George Knew Jr

Personal information
- Full name: George Alan Knew
- Born: 5 March 1954 (age 72) Leicester, Leicestershire, England
- Batting: Right-handed
- Relations: George Knew senior (father)

Domestic team information
- 1972–1973: Leicestershire

Career statistics
| Competition | First-class | List A |
| Matches | 4 | 1 |
| Runs scored | 59 | 42 |
| Batting average | 11.80 | – |
| 100s/50s | –/– | –/– |
| Top score | 25 | 42* |
| Balls bowled | – | – |
| Wickets | – | – |
| Bowling average | – | – |
| 5 wickets in innings | – | – |
| 10 wickets in match | – | – |
| Best bowling | – | – |
| Catches/stumpings | –/– | –/– |
- Source: Cricinfo, 30 October 2011

= George Knew Jr =

English cricketer

George Alan Knew (born 5 March 1954) is a former English cricketer. Knew was a right-handed batsman. He was born at Leicester, Leicestershire.

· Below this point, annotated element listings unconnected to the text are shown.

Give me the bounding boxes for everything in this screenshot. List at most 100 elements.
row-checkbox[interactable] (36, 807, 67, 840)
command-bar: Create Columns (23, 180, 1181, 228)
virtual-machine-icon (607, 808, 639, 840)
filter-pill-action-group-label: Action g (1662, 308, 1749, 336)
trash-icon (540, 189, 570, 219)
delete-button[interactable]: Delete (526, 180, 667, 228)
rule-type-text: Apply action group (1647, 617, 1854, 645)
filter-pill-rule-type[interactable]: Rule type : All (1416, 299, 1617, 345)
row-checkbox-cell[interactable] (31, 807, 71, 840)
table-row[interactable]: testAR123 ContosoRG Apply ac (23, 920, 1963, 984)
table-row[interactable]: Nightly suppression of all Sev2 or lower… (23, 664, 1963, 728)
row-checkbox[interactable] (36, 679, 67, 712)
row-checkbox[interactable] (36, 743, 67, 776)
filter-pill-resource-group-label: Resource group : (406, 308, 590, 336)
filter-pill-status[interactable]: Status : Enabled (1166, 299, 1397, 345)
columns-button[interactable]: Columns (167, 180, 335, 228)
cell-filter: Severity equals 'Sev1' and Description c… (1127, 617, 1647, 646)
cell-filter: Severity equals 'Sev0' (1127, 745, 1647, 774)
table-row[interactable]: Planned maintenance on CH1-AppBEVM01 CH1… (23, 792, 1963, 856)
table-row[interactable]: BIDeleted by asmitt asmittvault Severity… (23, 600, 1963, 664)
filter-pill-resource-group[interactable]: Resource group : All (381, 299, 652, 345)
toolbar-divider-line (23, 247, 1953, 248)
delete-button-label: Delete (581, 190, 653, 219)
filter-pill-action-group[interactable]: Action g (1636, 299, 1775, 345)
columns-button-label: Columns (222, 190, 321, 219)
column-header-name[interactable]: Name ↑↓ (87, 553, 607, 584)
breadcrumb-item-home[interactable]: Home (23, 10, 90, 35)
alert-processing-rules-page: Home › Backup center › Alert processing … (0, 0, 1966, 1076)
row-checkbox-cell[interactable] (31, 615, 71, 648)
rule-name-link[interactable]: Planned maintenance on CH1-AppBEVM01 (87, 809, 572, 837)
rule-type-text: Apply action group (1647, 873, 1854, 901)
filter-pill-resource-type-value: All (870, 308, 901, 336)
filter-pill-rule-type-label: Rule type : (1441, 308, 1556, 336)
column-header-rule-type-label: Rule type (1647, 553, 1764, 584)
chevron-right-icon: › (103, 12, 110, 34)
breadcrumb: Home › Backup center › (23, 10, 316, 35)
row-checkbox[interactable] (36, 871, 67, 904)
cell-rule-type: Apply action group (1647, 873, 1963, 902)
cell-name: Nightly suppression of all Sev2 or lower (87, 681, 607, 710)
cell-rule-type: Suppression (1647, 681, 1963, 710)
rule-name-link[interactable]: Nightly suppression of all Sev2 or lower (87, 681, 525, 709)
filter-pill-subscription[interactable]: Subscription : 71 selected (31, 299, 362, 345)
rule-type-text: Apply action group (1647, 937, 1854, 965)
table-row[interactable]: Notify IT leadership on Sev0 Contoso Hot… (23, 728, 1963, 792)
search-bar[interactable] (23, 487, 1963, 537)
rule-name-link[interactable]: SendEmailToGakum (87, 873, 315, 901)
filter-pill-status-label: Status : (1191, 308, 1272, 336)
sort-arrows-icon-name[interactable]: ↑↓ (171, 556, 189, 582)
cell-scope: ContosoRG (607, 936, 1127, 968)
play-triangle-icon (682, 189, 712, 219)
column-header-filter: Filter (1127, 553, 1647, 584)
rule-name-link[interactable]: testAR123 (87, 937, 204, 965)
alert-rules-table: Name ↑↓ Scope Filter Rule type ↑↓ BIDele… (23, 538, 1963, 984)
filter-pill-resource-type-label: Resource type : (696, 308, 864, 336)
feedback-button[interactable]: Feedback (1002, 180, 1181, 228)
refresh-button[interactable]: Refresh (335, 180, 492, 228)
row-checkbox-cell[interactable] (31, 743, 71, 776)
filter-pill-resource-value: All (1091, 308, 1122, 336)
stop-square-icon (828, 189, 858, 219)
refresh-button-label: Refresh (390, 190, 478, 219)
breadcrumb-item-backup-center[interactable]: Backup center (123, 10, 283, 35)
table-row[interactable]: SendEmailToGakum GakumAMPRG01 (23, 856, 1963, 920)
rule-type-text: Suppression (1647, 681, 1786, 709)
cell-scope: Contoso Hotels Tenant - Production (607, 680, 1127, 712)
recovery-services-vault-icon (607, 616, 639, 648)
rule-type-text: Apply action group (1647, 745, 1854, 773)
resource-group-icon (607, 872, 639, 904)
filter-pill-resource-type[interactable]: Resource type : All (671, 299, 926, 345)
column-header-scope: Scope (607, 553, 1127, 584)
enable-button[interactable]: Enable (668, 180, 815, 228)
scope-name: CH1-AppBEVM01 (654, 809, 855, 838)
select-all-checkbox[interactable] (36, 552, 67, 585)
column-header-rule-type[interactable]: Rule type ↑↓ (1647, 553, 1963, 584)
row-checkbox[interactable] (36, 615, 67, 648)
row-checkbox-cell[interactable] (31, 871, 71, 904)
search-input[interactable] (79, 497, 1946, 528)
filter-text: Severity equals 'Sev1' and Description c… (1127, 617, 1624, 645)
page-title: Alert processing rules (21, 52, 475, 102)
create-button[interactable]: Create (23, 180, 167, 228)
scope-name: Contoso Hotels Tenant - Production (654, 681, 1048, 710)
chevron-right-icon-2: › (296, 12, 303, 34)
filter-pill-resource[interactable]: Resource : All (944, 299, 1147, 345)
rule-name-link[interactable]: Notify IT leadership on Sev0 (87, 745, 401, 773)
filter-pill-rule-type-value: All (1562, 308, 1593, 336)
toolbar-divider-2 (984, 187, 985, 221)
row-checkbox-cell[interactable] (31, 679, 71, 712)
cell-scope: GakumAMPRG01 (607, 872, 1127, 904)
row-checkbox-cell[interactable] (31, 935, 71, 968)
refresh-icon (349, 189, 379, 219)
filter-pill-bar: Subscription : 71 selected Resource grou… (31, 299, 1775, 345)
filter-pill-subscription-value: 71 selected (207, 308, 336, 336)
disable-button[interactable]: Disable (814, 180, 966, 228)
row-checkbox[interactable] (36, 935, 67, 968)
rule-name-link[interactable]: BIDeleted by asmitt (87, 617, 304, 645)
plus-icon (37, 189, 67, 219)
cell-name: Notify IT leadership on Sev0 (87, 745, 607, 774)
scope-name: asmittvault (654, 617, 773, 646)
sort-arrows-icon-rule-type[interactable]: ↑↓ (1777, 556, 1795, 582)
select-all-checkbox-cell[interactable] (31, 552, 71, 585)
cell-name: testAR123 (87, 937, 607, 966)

Knew made his first-class cricket debut for Leicestershire against Oxford University in 1972. He made three further first-class appearances the following season in the County Championship against Nottinghamshire, Essex and Derbyshire. In his four first-class matches, he scored 59 runs at an average of 11.80, with a high score of 25. He made a single List A appearance against Surrey in the John Player League, ending the match unbeaten on 42, though Leicestershire still lost by 23 runs.

His father, George Knew senior, also played first-class cricket for Leicestershire.